[nSLUG] Re: Lock the door...
mspencer at tallships.ca
Tue Jan 6 15:01:37 AST 2009
"Daniel Morrison" <draker at gmail.com> wrote:
> Yes, I feel very passionate about this. I moved towards Linux 15
> years ago because it allowed me the possibility to explore, learn,
> and change how the computer worked, rather than forcing me into a
> 'standard', closed environment.
Yeah, me too. I'm just a little scornful of all the effort being put
into slick GUIs -- if I wanted all that stuff, why would I have
resisted The Borg? But since (by definition ) half the people out
there have an IQ under 100, I can grant that a (Mickey) Mouse- and
menu-based interface has a place.
(Do you remember when it was a condescending sneer to refer to an app
But unlike The Borg, where the windowing layer and GUI are integrated
into all the apps, Linux + X + (if you really gotta have it) a
KDE/Gnome desktop is in separate layers and even dedicated GUI apps
such as a graphic browser or image editor work in that environment
with that structure as the default.
>From such a perspective, everything should be configurable and what's
done in lower layers should be controllable from the higher layers.
When it's not, it's a failure of the developers.
I'm not totally happy, f'rgzample, with Netscape 4.76 (yes, I do use
that) because it's hard to figure out how to configure it but I'm way
less happy with Firefox 2 because it's harder yet.
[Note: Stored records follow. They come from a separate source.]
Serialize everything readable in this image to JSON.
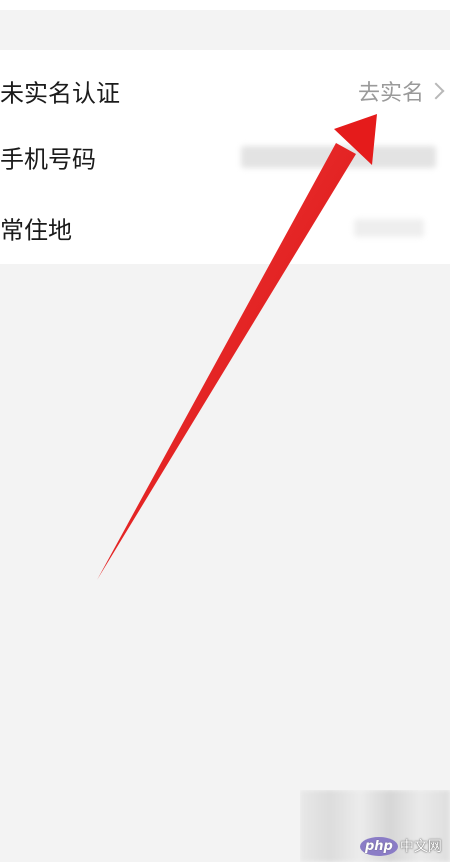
{
  "profile_rows": [
    {
      "label": "未实名认证",
      "action": "去实名"
    },
    {
      "label": "手机号码"
    },
    {
      "label": "常住地"
    }
  ],
  "icons": {
    "chevron": "chevron-right-icon",
    "arrow": "arrow-annotation-icon"
  },
  "colors": {
    "page_background": "#f3f3f3",
    "card_background": "#ffffff",
    "label_text": "#1b1b1b",
    "action_text": "#9a9a9a",
    "arrow": "#e51b1b"
  },
  "watermark": {
    "logo_text": "php",
    "site_text": "中文网"
  }
}
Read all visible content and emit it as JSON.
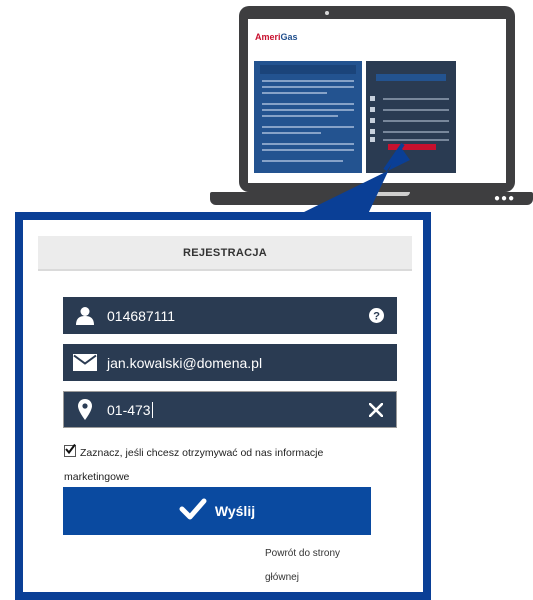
{
  "mini_site": {
    "logo_left": "Ameri",
    "logo_right": "Gas"
  },
  "form": {
    "title": "REJESTRACJA",
    "customer_number": {
      "value": "014687111"
    },
    "email": {
      "value": "jan.kowalski@domena.pl"
    },
    "postal_code": {
      "value": "01-473"
    },
    "consent": {
      "checked": true,
      "line1": "Zaznacz, jeśli chcesz otrzymywać od nas informacje",
      "line2": "marketingowe"
    },
    "submit_label": "Wyślij",
    "back_link": {
      "line1": "Powrót do strony",
      "line2": "głównej"
    }
  },
  "icons": [
    "user-icon",
    "help-icon",
    "envelope-icon",
    "location-pin-icon",
    "clear-icon",
    "checkmark-icon"
  ],
  "colors": {
    "panel_border": "#0a3f96",
    "field_bg": "#2a3b52",
    "button_bg": "#0a4aa0",
    "brand_red": "#c8102e"
  }
}
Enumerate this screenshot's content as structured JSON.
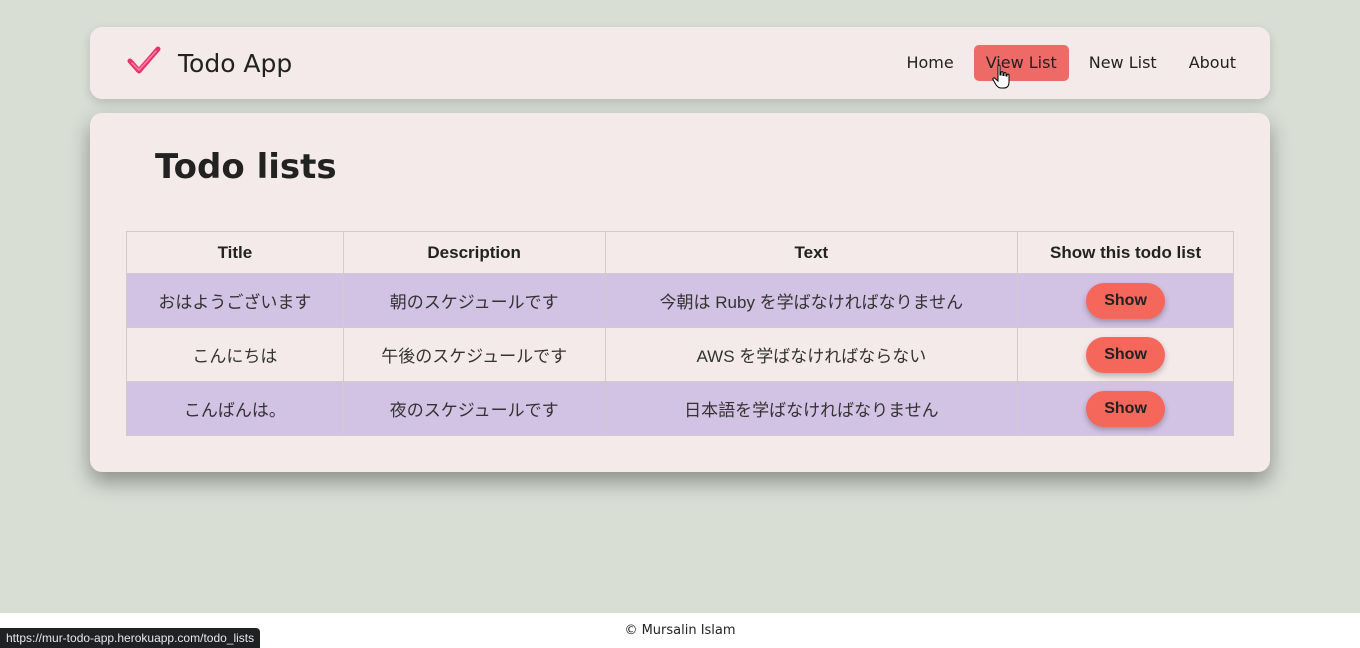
{
  "brand": {
    "name": "Todo App",
    "icon": "checkmark-icon",
    "icon_color": "#e8336e"
  },
  "nav": {
    "items": [
      {
        "label": "Home",
        "active": false
      },
      {
        "label": "View List",
        "active": true
      },
      {
        "label": "New List",
        "active": false
      },
      {
        "label": "About",
        "active": false
      }
    ]
  },
  "main": {
    "title": "Todo lists",
    "table": {
      "headers": [
        "Title",
        "Description",
        "Text",
        "Show this todo list"
      ],
      "rows": [
        {
          "title": "おはようございます",
          "description": "朝のスケジュールです",
          "text": "今朝は Ruby を学ばなければなりません",
          "action": "Show"
        },
        {
          "title": "こんにちは",
          "description": "午後のスケジュールです",
          "text": "AWS を学ばなければならない",
          "action": "Show"
        },
        {
          "title": "こんばんは。",
          "description": "夜のスケジュールです",
          "text": "日本語を学ばなければなりません",
          "action": "Show"
        }
      ]
    }
  },
  "footer": {
    "text": "© Mursalin Islam"
  },
  "status_bar": {
    "url": "https://mur-todo-app.herokuapp.com/todo_lists"
  },
  "colors": {
    "background": "#d8ded4",
    "card": "#f4eaea",
    "active_nav": "#ee6a66",
    "row_highlight": "#d2c2e4",
    "button": "#f5675a"
  }
}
In some cases I'm
just stumped when trying to make FF2 do what I want in place of what
the developers thought was Way Kewl.
Personally, I think many of the younger developers (younger than I,
anyhow :-) grew up from the cradle with Windoes and have internalized
that pictoral/pictograph interface as the norm. They can write code
but they do so with pictograph IF as a target because that's what "a
computer" means to them . The user gets to *choose* one of the things
the computer knows how to do. Older developers think more in terms of
language. If you can *say* it, the computer should be able to do what
you say. That makes for a gradual conceptual gradient from "ls -l"
through hentracks such as:
lynx -dump -error_file=~/News/.lynxerr -nolog -noredir -noreferer \
to scripting and eventually to programming in compiled languages and
the user gradually acquires greater sophistication about what may be
meaningfully said in language the computer understands. 
It's not so much a matter of market-share or desktop-share as it is
mind share: most minds are now colonized by the Windoes desktop
conventions and corollary concealment or absence of underlying
controls or configuration.
 Okay, that may be technically incorrect. IQ 100 is supposedly
average, not median, but you know what I mean.
 Apologies for spurious anthropomorphisms.
Michael Spencer Nova Scotia, Canada .~.